Enfin, le cousin de l’appelant, M. [I], fait état d’un achat immobilier '[Adresse 6]', par l’intimé, à une date non précisée, achat qui aurait été réalisé en partie grâce à un prêt de 40 000 livres qu’il lui aurait accordé, le 'fruit de la vente de Hartise Crescent’ et 'un prêt hypothécaire de [10]. Or il aurait été parfaitement possible à M. [I], à supposer que M. [P] n’ait conservé aucune pièce, de lui communiquer l’acte de prêt et les modalités de remboursement, ce qu’il n’a pas fait. De même, aucun acte notarié n’est versé aux débats concernant l’immeuble de Hartise Crescent ni aucun document bancaire concernant le prêt hypothécaire.

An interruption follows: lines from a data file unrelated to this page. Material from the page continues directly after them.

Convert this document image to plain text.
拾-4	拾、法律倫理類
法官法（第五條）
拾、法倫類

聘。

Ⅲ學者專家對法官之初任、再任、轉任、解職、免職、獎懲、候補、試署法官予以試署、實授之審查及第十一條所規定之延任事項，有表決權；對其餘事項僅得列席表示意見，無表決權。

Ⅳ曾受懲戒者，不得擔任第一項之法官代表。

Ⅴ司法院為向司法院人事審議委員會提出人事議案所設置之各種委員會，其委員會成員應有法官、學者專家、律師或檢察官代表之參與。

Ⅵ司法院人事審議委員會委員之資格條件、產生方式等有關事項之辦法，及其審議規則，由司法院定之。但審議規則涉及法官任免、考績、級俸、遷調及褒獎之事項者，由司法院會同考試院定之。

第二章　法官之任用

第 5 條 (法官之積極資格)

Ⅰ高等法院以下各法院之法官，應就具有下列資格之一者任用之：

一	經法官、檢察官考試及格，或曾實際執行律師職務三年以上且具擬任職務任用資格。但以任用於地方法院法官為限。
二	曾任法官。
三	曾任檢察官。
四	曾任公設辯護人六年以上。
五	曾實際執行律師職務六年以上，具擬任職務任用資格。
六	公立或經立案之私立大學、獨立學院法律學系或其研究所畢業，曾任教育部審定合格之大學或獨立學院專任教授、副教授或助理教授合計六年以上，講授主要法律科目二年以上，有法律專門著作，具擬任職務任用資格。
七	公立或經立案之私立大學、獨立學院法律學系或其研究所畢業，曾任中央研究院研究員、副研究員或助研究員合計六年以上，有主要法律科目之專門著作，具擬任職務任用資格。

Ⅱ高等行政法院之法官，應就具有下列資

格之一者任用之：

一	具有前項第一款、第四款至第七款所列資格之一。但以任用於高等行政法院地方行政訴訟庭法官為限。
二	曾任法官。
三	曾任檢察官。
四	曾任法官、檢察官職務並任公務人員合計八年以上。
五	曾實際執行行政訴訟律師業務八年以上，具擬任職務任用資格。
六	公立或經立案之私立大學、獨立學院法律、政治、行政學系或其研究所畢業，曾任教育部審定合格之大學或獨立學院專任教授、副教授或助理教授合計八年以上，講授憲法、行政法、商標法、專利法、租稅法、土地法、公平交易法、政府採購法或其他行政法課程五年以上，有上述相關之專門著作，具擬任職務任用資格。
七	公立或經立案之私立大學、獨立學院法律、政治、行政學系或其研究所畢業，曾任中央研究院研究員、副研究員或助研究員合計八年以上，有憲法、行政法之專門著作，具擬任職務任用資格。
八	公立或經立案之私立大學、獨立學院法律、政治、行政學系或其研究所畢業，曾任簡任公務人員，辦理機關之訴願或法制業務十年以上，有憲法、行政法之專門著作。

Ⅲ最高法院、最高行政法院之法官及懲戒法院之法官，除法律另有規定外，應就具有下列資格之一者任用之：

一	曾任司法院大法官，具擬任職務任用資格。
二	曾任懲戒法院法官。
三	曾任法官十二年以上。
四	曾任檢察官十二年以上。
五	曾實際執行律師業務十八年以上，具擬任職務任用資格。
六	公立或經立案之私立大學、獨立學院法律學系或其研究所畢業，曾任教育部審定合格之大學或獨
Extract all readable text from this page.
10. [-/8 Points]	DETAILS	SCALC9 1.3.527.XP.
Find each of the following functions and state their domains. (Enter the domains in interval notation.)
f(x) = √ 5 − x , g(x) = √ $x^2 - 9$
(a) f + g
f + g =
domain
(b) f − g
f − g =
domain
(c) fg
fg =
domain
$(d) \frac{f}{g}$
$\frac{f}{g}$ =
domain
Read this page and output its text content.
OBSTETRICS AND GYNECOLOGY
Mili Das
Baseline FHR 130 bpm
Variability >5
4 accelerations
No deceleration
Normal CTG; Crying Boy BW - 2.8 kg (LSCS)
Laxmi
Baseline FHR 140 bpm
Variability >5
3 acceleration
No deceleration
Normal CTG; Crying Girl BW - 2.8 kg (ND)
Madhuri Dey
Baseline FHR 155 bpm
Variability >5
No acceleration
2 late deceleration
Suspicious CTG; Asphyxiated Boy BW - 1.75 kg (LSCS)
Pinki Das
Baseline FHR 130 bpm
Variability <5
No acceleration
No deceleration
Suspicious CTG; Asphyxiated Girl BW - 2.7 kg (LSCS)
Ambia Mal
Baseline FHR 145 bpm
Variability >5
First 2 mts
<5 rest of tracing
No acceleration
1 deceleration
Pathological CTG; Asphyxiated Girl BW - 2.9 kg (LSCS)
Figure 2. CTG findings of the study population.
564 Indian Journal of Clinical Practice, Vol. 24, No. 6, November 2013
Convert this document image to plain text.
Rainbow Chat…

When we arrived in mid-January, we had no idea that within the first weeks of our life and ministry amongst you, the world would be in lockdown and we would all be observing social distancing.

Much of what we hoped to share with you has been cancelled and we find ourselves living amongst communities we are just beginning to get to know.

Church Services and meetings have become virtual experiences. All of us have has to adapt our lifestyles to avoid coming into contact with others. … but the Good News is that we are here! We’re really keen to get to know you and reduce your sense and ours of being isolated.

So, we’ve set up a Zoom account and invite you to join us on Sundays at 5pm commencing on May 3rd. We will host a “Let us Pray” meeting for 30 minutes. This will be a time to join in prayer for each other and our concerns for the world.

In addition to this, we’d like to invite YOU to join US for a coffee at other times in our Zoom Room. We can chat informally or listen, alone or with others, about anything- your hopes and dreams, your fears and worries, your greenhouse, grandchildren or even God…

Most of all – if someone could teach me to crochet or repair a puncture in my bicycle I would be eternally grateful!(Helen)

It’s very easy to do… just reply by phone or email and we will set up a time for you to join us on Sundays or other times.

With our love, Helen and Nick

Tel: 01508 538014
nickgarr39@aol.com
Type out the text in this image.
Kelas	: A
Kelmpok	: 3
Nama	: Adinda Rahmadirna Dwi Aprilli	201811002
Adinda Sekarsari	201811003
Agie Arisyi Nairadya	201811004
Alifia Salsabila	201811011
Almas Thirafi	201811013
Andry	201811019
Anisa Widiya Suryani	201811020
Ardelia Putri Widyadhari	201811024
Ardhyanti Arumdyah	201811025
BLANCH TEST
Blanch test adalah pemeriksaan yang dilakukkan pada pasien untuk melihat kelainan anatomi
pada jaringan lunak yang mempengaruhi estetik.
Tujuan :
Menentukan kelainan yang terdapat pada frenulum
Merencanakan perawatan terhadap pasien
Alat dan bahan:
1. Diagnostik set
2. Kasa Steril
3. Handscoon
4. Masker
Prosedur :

Echouant ainsi derechef en appel à démontrer que l’acquisition originelle a été financée au moyen de fonds propres et à démontrer un quelconque emploi de fonds propres dans les acquisitions successives, l’appelant ne peut ainsi démontrer que le dernier immeuble ([Adresse 3]) serait un immeuble propre parce qu’acheté avec des fonds propres pour être le fruit de ventes successives d’immeubles lui appartenant depuis l’héritage de son père.
Au contraire, Mme [S] démontre que l’immeuble de [Localité 14] a été acquis au moyen de fonds se trouvant sur un compte joint, présumés soit communs soit indivis, provenant de la vente d’un bien soit commun soit indivis des époux et il n’est formé aucune contestation quant au financement de l’immeuble de [Localité 16] par des fonds indivis.
Dans ces conditions, la décision ne peut qu’être confirmée quand elle a dit que les deux immeubles étaient des biens propres de M. [P] mais qu’ayant été financés par des fonds indivis, Mme [S] a droit à récompense.
Le montant lui-même de la récompense sollicitée, correspondant à la dépense faite, ne fait pas débat. La décision sera donc confirmée en ce qu’elle a dit que les biens propres de M. [P] ont été financés à hauteur de 48.147,37 livres sterling, (soit 69.492,49 euros) par des fonds placés sur le compte joint des époux présumés indivis ou communs et que M. [P] est redevable envers Mme [S] d’une créance représentant la moitié de cette somme, soit la somme de 34 746,25 euros, montant de la dépense faite par elle, et condamné en conséquence M. [P] à payer à Mme [S] la somme de 34 746,25 euros avec intérêt au taux légal à compter de la décision.
Elle sera de même confirmée en ce qu’elle a débouté M. [P] de sa demande aux fins de mainlevée de l’hypothèque provisoire inscrite sur le bien immobilier et condamné M. [P] aux entiers dépens.
M. [P], qui succombe en appel, versera à Mme [S] une indemnité de 3 000 euros sur le fondement de l’article 700 du code de procédure civile et aux dépens d’appel.
PAR CES MOTIFS,
La cour, statuant dans les limites de l’appel,
CONFIRME la décision déférée ;
Y ajoutant,
CONDAMNE M. [P] à verser à Mme [S] une indemnité de 3 000 euros sur le fondement de l’article 700 du code de procédure civile et aux dépens d’appel.
Le présent arrêt a été signé par Hélène MORNET, présidente, et par Véronique DUPHIL, greffière, auquel la minute de la décision a été remise par le magistrat signataire.